Hin und wieder reicht ein einziger Satz, um eine Bilanz nach drei Spielen in vier Tagen zu ziehen. „Wir haben unseren Job erledigt“, sagte Juri Knorr, nachdem sich die Auswahl des Deutschen Handballbundes (DHB) am Sonntag mit einem 34:31-Sieg über Österreich für die Olympischen Spiele in Paris qualifiziert hatte. Nach der 30:33-Niederlage am Tag zuvor gegen Kroatien war der Druck groß. Doch der EM-Vierte behielt die Nerven, nachdem am vergangenen Donnerstag bereits ein 41:29 über Außenseiter Algerien gelungen war.
Die Olympia-Teilnahme bedeutet außerdem, dass Alfred Gislason bis 2027 Bundestrainer bleibt. Bei einem Scheiten in der Qualifikation wäre er seinen Job losgewesen.
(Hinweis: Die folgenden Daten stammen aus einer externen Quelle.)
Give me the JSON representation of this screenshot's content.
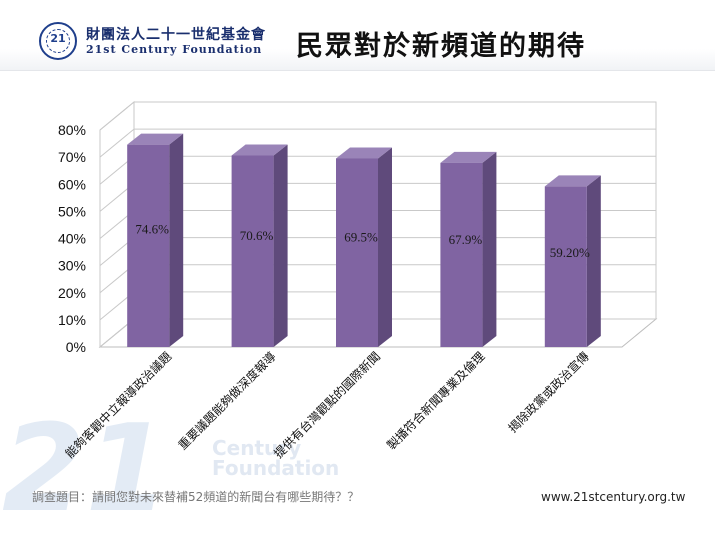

Wie fällt das DHB-Fazit nach der Qualifikation aus?
Sportvorstand Axel Kromer sprach von „Freude und Erleichterung“. Er sieht aber noch Steigerungspotenzial: „Ich wünsche mir, dass wir in Zukunft wieder die Abwehr- und Torwartleistung hinbekommen, die wir in der Vergangenheit gezeigt haben. Da ist ein bisschen etwas verloren gegangen. Außerdem sind nicht alle Spieler hier in Topform angereist. Es wäre schön, wenn der eine oder andere da noch einmal etwas draufpackt. Aber in der Summe stabilisieren wir uns immer mehr. Wir können mehr wechseln, es gibt keine klare erste Sechs mehr.“
Wie wichtig ist die Olympia-Teilnahme fürs Team?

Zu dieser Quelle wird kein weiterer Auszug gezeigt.